Subirme al barco, no volver el rostro, olvidarme de lo que dejo atrás, no pensar más que en el océano infinito y las aventuras que él me guarda, buenas, grandiosas, malas, terribles, desoladoras, escalofriantes…, tal es mi deseo.
También es mi opción a la bala o la espada, hacerme al mar y olvidarme por un tiempo de que yo misma tengo memoria de algo que alguna vez existió.
Navegar, con la frente en dirección al horizonte inalcanzable, con la emoción agazapada de llegar a nuevos puertos, y entonces encontrar una computadora y una conexión a internet, y enviarte toda las páginas que llené durante el trayecto, donde verás que no es tan magnífico el viaje como lo imaginamos, y que por momentos la única cosa que desearía es estar encerrada en esa habitación contigo, donde nunca tuvimos el tiempo de quitarnos de verdad las libertades mutuas.
Y luego levantar los papeles, tomarme alguna bebida local en un bar de esos de marineros borrachos, hacer el amor con el que se haya bañado más recientemente, comer un chorizo de dudosa procedencia, y regresar al barco que se convertirá en mi cárcel, del cual querré escapar hacia una nada que ya no existe, porque el océano ya es la nada.

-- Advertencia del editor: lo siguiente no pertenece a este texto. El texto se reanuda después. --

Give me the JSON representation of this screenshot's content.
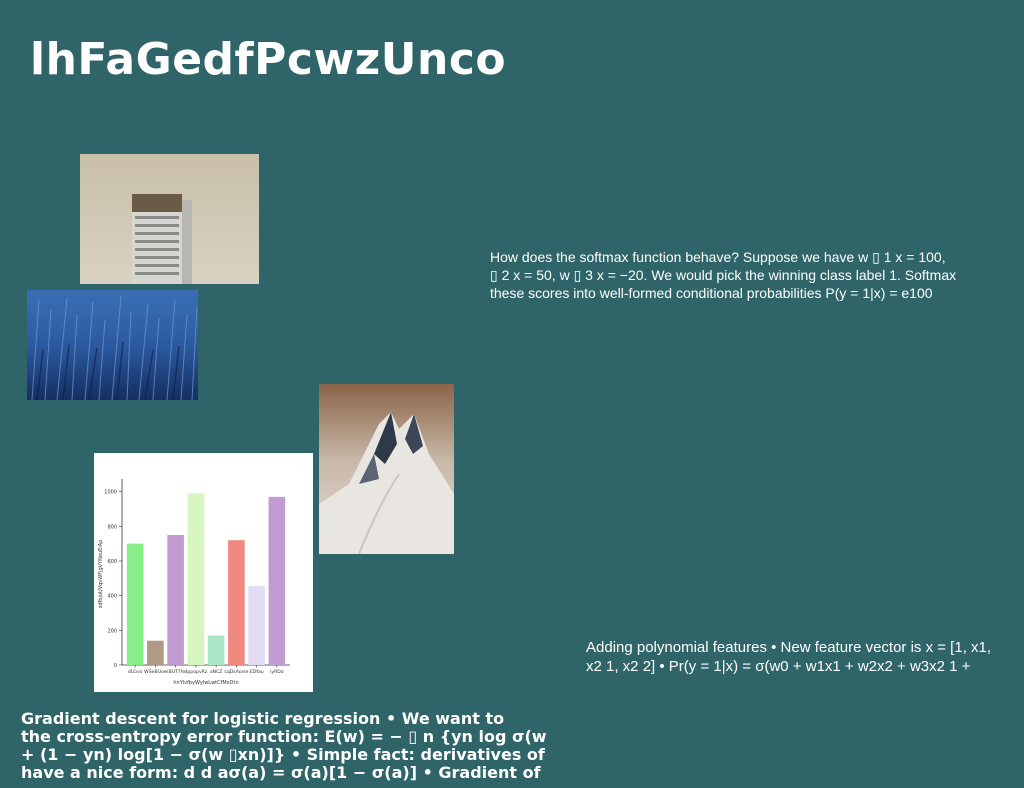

Tal vez vendrá una tormenta que nos saque de la parsimonia marítima, y remueva el barco por unas horas, y nos haga pensar en el fin de todo, allí, en medio de ese oasis de soledad, en el vacío sin nombre, y ese miedo quizás no nos produzca tanto espanto, porque ya lo hemos visto casi todo o casi nada.
Entonces vuelva la calma, y llegue a otro puerto, y te escriba, y tú te asustes con lo de la tormenta, y me pidas regresar.
Y es posible que después de muchos puertos y mucho amor de marinero borracho, y hasta demasiadas tormentas, yo regrese al jardín escondido por edificios, donde no se ve el horizonte ni el mar ni nada, y entonces, solo entonces, volvamos a ser felices por un tiempo limitado.
El tiempo limitado que florece entre tormentas, los marineros que infestan los puertos y el enemigo recóndito que se esconde en los pliegues del alma.